The status of De Palma’s next film, Scarface, has improved in the years following its initial, somewhat negative critical reception. The ultraviolent update of Howard Hughes’ crime classic boasts a typically larger-than-life Al Pacino performance and has provided an iconographic template for both hip-hop and the Grand Theft Auto video games. Despite its tendency to revel in the excesses of its protagonist – imagine a more trigger-happy version of The Wolf of Wall Street – the film’s legacy is undeniable.

Beside Scarface, De Palma’s other major hit of the 1980s was another gangster thriller, The Untouchables, which charts the investigation into and fall of Al Capone. The Untouchables starred Robert De Niro as the famous gangster alongside Kevin Costner as the officer in charge of the investigation; it made $76 million at the US box office and won Sean Connery an Oscar in support. De Palma’s ’80s were capped off with Casualties of War, a vivid and troubling portrait of the Vietnam conflict.

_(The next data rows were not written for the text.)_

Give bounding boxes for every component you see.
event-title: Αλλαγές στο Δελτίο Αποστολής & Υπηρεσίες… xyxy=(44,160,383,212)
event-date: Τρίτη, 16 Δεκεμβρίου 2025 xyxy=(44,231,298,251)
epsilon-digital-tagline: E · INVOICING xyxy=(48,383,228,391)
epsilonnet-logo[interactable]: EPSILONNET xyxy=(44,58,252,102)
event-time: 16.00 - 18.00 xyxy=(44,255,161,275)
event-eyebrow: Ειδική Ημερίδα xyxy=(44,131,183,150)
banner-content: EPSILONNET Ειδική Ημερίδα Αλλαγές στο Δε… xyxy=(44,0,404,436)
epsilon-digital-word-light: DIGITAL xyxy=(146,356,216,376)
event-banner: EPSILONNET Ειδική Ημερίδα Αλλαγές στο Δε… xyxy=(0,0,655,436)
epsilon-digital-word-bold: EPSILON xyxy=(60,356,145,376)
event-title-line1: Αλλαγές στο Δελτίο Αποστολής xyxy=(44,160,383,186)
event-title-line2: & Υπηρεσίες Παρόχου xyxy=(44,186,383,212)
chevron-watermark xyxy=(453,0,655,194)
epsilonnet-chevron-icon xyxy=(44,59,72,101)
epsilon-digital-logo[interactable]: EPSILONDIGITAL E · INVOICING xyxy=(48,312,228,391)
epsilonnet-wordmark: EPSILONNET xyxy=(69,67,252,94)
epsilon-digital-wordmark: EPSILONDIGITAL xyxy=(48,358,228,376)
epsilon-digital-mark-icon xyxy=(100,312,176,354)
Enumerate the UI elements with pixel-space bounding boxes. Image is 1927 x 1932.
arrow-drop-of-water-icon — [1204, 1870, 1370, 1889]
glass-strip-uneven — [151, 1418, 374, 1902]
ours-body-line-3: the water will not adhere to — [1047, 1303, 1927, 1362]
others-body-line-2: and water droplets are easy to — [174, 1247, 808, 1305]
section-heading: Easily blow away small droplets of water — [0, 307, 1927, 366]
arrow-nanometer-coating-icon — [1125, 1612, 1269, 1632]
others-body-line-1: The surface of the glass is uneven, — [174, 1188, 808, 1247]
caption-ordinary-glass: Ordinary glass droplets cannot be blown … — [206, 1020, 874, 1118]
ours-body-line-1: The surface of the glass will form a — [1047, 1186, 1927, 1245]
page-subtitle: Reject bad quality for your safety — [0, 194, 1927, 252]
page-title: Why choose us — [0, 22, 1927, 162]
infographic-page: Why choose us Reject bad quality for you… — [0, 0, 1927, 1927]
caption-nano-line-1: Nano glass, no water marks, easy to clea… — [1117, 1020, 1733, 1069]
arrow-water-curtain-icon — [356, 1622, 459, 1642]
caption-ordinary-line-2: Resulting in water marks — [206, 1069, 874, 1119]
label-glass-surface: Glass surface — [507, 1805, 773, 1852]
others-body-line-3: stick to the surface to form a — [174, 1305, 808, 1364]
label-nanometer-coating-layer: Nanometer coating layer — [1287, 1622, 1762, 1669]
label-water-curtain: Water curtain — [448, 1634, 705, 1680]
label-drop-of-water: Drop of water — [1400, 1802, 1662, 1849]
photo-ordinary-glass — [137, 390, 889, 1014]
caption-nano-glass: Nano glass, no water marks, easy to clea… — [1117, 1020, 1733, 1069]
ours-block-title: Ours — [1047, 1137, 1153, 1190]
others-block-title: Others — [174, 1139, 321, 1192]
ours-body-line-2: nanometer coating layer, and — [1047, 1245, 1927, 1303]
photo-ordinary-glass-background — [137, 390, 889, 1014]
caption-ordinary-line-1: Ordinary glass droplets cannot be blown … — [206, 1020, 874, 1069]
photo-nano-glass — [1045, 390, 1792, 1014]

After a flop adaptation of Tom Wolfe’s The Bonfire of the Vanities, for which he received a Golden Raspberry nomination (note: he has not yet received an Oscar nomination), in 1993 De Palma reunited with Pacino for gangster thriller Carlito’s Way. The film, about an ex-gangster’s attempts to go legit, split the critics at the time of its release but has since developed a cult appreciation.

Mission Impossible

Courtesy of: Paramount Pictures

De Palma’s following film, 1996’s Mission: Impossible, sadly marks the director’s last major hit, although it did launch Tom Cruise’s action franchise (make of that what you will). Since Mission: Impossible De Palma’s career has seen a succession of flops including Snake Eyes, Mission to Mars, The Black Dahlia, Redacted and Passion, which stand as clear evidence of the hit-and-miss nature of his career. A reevaluation seems to be on the way, however; since its premiere at last year’s Venice Film Festival, De Palma, a new documentary directed by Noah Baumbach and Jake Paltrow, has been generating strong praise from critics.

Perhaps it will provide the final word on one of film’s most implacable directors but, then again, perhaps it won’t. Therein lies the beauty of film. De Palma is certainly a divisive director: at times an awful one, and sometimes even a dangerously provocative one as well. But he is nevertheless, occasionally, a truly great one.